U.S. economic growth likely rebounded moderately in the second quarter as companies boosted exports and maintained a strong pace of spending on equipment, which could assuage financial market fears that the economy was already in recession.
The Commerce Department’s advance second-quarter GDP report on Thursday will, however, still show that the economy was losing momentum because of high inflation that has prompted the Federal Reserve to aggressively tighten monetary policy.
“The economy is still doing okay,” said Brian Bethune, an economics professor at Boston College. “It is not as strong as it was in 2021, but we are not in a recession.”
GDP growth likely rebounded at a 0.5% annualized rate last quarter. Estimates ranged from as low as a 2.1% rate of contraction to as high as a 2.0% growth pace.
The survey was, however, conducted before data on Wednesday showing the goods trade deficit in June was the smallest in seven months and shipments of non-defense capital goods excluding aircraft increased strongly.
The reports prompted JPMorgan to upgrade its second-quarter GDP growth estimate to a 1.4% rate from a 0.7% pace. Goldman Sachs raised its forecast by 0.6 percentage point to a 1.0% rate. Several other Wall Street banks also boosted their estimates. The Atlanta Fed lifted its estimate by four-tenths of a percentage point to a still negative 1.2% rate.
A slew of soft housing data as well as weak business and consumer sentiment surveys had heightened expectations for a second straight quarterly negative GDP reading. The economy contracted at a 1.6% pace in the first quarter.
The White House is vigorously pushing back against recession chatter as it seeks to calm voters ahead of the Nov. 8 midterm elections that will decide whether President Joe Biden’s Democratic Party retains control of the U.S. Congress.

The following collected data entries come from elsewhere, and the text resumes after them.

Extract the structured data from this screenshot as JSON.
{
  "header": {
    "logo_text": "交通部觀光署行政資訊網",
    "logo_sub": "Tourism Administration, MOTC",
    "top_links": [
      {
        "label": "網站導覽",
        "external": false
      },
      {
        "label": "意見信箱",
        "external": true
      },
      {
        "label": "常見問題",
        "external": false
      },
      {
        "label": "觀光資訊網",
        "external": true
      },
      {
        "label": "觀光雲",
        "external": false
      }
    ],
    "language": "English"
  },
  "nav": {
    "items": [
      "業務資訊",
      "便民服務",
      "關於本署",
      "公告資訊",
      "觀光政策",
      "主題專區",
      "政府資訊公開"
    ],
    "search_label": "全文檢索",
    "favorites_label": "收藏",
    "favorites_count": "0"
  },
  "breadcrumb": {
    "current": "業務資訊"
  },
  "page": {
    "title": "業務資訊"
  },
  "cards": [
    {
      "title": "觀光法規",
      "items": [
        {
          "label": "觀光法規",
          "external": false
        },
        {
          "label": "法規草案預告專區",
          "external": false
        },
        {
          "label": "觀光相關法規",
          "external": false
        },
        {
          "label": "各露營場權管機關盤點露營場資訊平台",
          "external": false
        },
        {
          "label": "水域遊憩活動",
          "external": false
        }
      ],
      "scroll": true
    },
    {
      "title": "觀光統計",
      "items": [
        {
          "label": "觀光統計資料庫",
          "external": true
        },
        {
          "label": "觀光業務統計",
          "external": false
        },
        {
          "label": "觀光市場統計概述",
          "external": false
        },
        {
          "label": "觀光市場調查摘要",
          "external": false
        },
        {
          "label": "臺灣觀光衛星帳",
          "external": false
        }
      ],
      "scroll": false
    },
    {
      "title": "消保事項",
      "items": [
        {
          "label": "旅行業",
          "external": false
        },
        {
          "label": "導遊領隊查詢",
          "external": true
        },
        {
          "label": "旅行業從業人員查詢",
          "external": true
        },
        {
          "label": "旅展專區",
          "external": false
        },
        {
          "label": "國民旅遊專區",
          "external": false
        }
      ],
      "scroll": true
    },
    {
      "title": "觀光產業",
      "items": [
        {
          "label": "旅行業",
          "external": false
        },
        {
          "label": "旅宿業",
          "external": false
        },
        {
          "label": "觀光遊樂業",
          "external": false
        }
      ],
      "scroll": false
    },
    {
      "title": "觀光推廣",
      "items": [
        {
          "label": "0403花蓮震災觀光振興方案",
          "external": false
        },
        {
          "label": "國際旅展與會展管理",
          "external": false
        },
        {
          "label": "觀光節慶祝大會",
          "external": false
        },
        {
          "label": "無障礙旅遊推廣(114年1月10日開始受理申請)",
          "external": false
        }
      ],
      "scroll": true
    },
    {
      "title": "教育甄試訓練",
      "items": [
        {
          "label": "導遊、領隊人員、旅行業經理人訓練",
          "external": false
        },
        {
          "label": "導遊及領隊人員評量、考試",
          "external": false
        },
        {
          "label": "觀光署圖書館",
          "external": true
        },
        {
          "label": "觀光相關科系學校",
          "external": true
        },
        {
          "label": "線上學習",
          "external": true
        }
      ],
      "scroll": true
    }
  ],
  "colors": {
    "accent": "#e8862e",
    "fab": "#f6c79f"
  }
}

Treasury Secretary Janet Yellen is scheduled to hold a news conference on Thursday to “discuss the state of the U.S. economy.”

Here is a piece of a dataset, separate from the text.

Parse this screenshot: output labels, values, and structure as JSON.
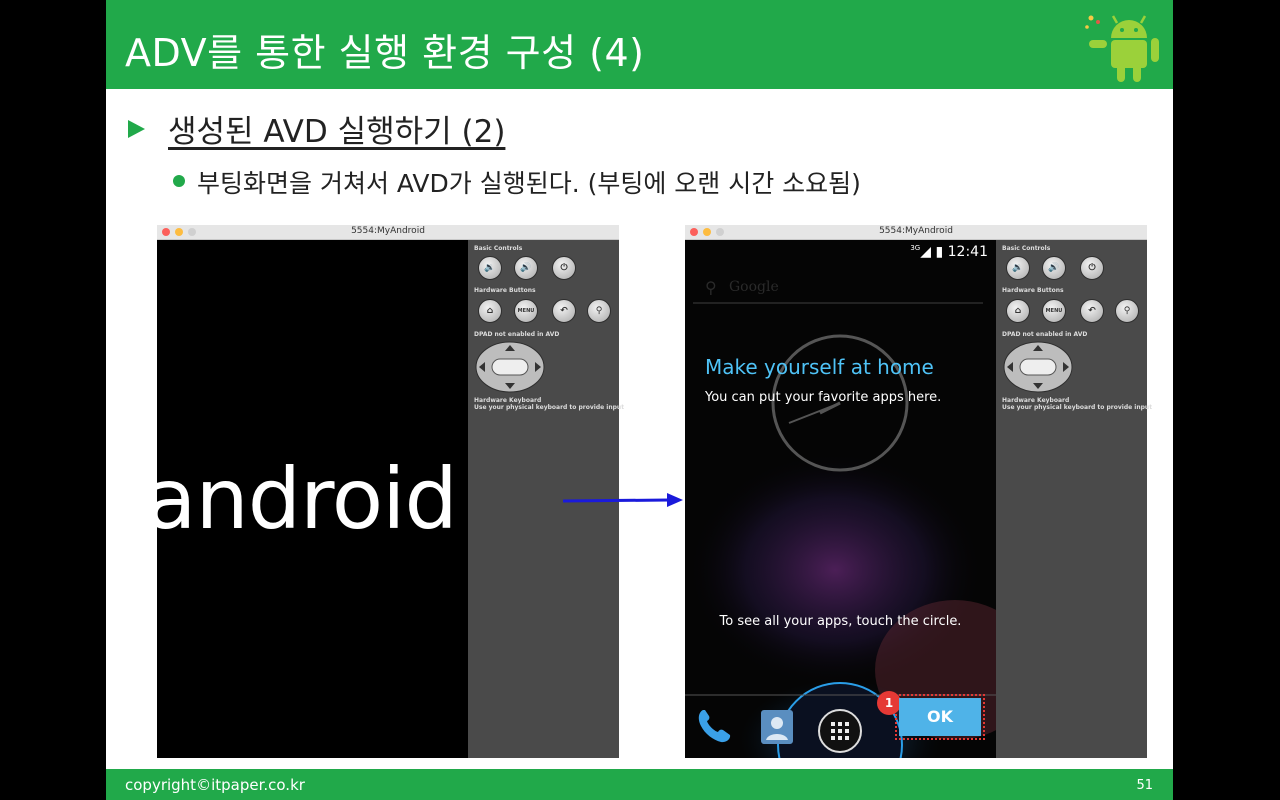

Another decline in GDP would meet the standard definition of a recession. But the National Bureau of Economic Research, the official arbiter of recessions in the United States defines a recession as “a significant decline in economic activity spread across the economy, lasting more than a few months, normally visible in production, employment, real income, and other indicators.”
Job growth averaged 456,700 per month in the first half of the year, while industrial production increased at a 6.1% rate in the second quarter. But homebuilding has softened.
NOT IN RECESSION
“While the relevant economic indicators look mixed, we don’t think the NBER will feel the need to characterize the first half of the year as a recession even if GDP contracted across the first two quarters of 2022,” said Daniel Silver, an economist at JPMorgan in New York.
Slowing growth, however, could encourage the Fed to step back from hefty interest rate increases, though much would depend on the path of inflation, which is way above the U.S. central bank’s 2% target.
The Fed on Wednesday raised its policy rate by another three-quarters of a percentage point, bringing the total interest rate hikes since March to 225 basis points. Fed Chair Jerome Powell acknowledged the softening economic activity as a result of tighter monetary policy.
A smaller trade deficit, thanks to record exports, is expected to have added as much as 1.5 percentage points to GDP growth last quarter. That would end seven straight quarters in which trade was a drag on growth.
While businesses continue to rebuild inventory, the pace has slowed from what was seen in the fourth quarter of 2021 and the first three months of this year. Part of that is because of shortages of materials like semiconductors, which are hampering production of motor vehicles. On the other hand, slowing consumer spending due to inflation has left retailers with excess inventory and little appetite to accumulate more stock.
Walmart (WMT.N) this week said it needed more price cuts to pare inventories, which it estimated in May were over $60 billion at the end of the first quarter.
Inventories are expected to have sliced off at least 0.7 percentage point from GDP growth last quarter. Growth in consumer spending, which accounts for more than two-thirds of U.S. economic activity, is believed to have cooled off considerably from the first-quarter’s moderate 1.8% rate.
“Consumers got whipsawed by the surge in gasoline prices,” said Ryan Sweet, a senior economist at Moody’s Analytics in West Chester, Pennsylvania. “You will see an increase in consumer spending but it’s just not going to be as strong as in the past several quarters.”
While the pace of growth in business spending on equipment probably slowed from the January-March quarter’s robust rate, it was likely still enough to help the economy rebound from its first slump since the second quarter of 2020.
A measure of domestic demand – excluding trade, inventories and government spending – will be closely watched to gauge how much momentum the economy still retains.
Final sales to private domestic purchasers account for roughly 85% of aggregate spending and increased at a 3.0% rate in the first quarter. Residential investment is expected to have contracted, pulled down by weakness in homebuilding as well as homes sales, which reduced brokers’ commissions.